Rückert ist ein Verfechter der Links-Rechts-Gleichstellung und der aktiven Verharmlosung der Nieskyer Neonazis. Nach seiner Ansicht stellen die "Schlesischen Jungs" eine "lose Gruppierung" dar.

Beispiele aus dem letzen Jahr dürften jedoch das Gegenteil beweisen. Der Nieskyer Neonazikader Enrico Kehring meldete 2002 zwei Neonaziaufmärsche an; einen in Löbau und einen anderen in Hoyerswerda. Zum einen im Rahmen der Wahlkampfunterstützung für die NPD und zum anderen für die sog. "Lausitzer Arbeitsloseninitiative", einem Zusammenschluss von Neonazigruppierungen aus Berlin, Brandenburg und Sachsen. Beide wurden allerdings kurzfristig abgesagt. Trotzdem kann man hier nicht von einer "losen Gruppierung" sprechen, sondern vielmehr von einer stark, sogar überregional gut vernetzten Gruppe von Neonazis. Nieskyer Neonazis nahmen mehrmals an regionalen und überregionalen Neonaziaufmärschen teil.

Nicht allzu weit weg

In Kamenz hat man auf rechte Gewalt nicht mit "allgemeinen" Tischen reagiert. Man hat sich relativ schnell Gedanken zur Prävention rechter Gewalt und rechten Gedankenguts gemacht, nachdem dort mehrere Migranten von Kamenzer Neonazis angegriffen wurden. Die Täter wurden auch aufgrund des öffentlichen Drucks und des medialen Interesses schnell von der Polizei gefasst. Um in Niesky ähnliches zu erleben, müsste man schon den Bürgermeister "Präventiverweise" auswechseln.

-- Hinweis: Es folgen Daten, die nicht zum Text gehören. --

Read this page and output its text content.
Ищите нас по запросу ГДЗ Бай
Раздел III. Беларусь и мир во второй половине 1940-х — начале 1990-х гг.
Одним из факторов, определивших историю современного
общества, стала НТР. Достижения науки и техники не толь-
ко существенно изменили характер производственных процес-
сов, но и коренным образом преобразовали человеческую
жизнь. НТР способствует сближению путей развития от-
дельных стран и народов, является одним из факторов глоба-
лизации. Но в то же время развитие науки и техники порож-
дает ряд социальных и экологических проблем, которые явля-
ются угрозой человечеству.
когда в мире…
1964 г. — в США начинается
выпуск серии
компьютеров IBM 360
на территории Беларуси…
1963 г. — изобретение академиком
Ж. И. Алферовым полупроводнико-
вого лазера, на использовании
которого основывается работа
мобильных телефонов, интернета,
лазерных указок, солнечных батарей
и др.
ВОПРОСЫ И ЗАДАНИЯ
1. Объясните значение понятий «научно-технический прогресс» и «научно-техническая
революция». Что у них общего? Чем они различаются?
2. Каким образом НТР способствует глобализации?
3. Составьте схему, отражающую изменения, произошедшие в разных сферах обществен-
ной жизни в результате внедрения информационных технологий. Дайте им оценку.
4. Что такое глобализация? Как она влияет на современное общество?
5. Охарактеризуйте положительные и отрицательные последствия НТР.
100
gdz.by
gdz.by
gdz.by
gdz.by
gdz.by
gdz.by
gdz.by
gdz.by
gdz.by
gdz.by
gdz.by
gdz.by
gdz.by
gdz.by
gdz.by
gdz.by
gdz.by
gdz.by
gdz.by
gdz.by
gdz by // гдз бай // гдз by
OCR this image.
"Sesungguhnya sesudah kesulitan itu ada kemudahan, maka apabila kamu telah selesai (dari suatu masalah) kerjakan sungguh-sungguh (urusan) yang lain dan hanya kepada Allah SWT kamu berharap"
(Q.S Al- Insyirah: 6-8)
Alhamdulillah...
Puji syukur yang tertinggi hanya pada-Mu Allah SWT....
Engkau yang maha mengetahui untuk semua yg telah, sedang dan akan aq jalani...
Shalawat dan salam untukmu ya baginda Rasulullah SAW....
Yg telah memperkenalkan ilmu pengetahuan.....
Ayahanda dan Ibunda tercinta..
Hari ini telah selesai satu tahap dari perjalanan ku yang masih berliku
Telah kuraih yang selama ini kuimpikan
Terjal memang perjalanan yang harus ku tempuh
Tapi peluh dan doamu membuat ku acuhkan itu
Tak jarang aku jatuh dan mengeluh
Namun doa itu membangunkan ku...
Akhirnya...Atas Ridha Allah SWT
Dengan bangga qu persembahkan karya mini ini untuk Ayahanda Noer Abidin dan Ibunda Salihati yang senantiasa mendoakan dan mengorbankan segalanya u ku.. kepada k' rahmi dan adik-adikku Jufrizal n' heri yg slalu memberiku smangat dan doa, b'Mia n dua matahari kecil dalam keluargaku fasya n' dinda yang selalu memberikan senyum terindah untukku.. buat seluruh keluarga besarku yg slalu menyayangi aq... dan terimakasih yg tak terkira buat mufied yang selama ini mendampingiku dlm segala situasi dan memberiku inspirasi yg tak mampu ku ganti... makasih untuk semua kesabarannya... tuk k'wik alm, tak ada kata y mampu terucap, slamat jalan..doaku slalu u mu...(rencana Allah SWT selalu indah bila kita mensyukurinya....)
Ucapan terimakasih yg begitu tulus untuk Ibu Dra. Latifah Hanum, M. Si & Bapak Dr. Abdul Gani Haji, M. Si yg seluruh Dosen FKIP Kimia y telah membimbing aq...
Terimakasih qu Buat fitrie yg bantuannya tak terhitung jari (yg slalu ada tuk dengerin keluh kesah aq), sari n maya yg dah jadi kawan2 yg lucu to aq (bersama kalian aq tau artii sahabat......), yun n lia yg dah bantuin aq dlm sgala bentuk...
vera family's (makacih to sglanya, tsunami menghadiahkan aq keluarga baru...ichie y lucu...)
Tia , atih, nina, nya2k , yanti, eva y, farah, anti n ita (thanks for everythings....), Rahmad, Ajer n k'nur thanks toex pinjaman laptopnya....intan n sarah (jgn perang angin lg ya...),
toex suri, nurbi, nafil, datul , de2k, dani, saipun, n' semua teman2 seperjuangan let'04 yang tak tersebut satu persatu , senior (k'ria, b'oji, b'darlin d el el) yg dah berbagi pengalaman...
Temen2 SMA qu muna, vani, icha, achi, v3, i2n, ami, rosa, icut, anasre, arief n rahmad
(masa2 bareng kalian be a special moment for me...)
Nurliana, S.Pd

Auch in Niesky gab es im Sommer 2002 mehrere brutale Übergriffe auf nichtrechte Jugendliche. Der alternative Jugendclub "Stern" wurde mehrmals von der Neonazikameradschaft angegriffen und beschädigt. Betroffene berichten von regelrechten Hetzjagden. Gleichzeitig fühlen sich die Betroffenen Jugendlichen von den Verantwortlichen vor den Kopf gestossen. Grund dafür ist das Ergebnis einer Gesprächsrunde, die von Jugendlichen am 25.09.2002 aufgrund mehrerer rechter Übergriffe in Niesky, organisiert wurde. Bürgermeister Rückert, der Leiter des Polizeireviers Niesky Meinhard Lehmann und der Ordnungsamtchef Bothe wollten sich nicht mit den Jugendlichen solidarisieren, obwohl diese den politisch Verantwortlichen die Situation schilderten.

Als dann die Nieskyer Lokalausgabe der "Sächsische Zeitung" (SZ) einen sehr gelungenen und kritischen Artikel mit der Überschrift "Heile Welt oder brauner Sumpf?" (11.10.02) veröffentlichte, liess sich das Thema für Rückert und Co. nicht mehr gänzlich totschweigen. Rückert wollte sich lange Zeit nicht zu dem Thema äussern, sein Stellvertreter Funke tat dies jedoch bereits am Folgetag der SZ-Veröffentlichung. Bei einem Treffen der lokalen "Schlesier"-Vereinigung sagte er: "...wenn Jugendliche mit unterschiedlicher Ausrichtung aufeinandertreffen und Alkohol im Spiel ist, kann es schon mal zu Rangeleien kommen".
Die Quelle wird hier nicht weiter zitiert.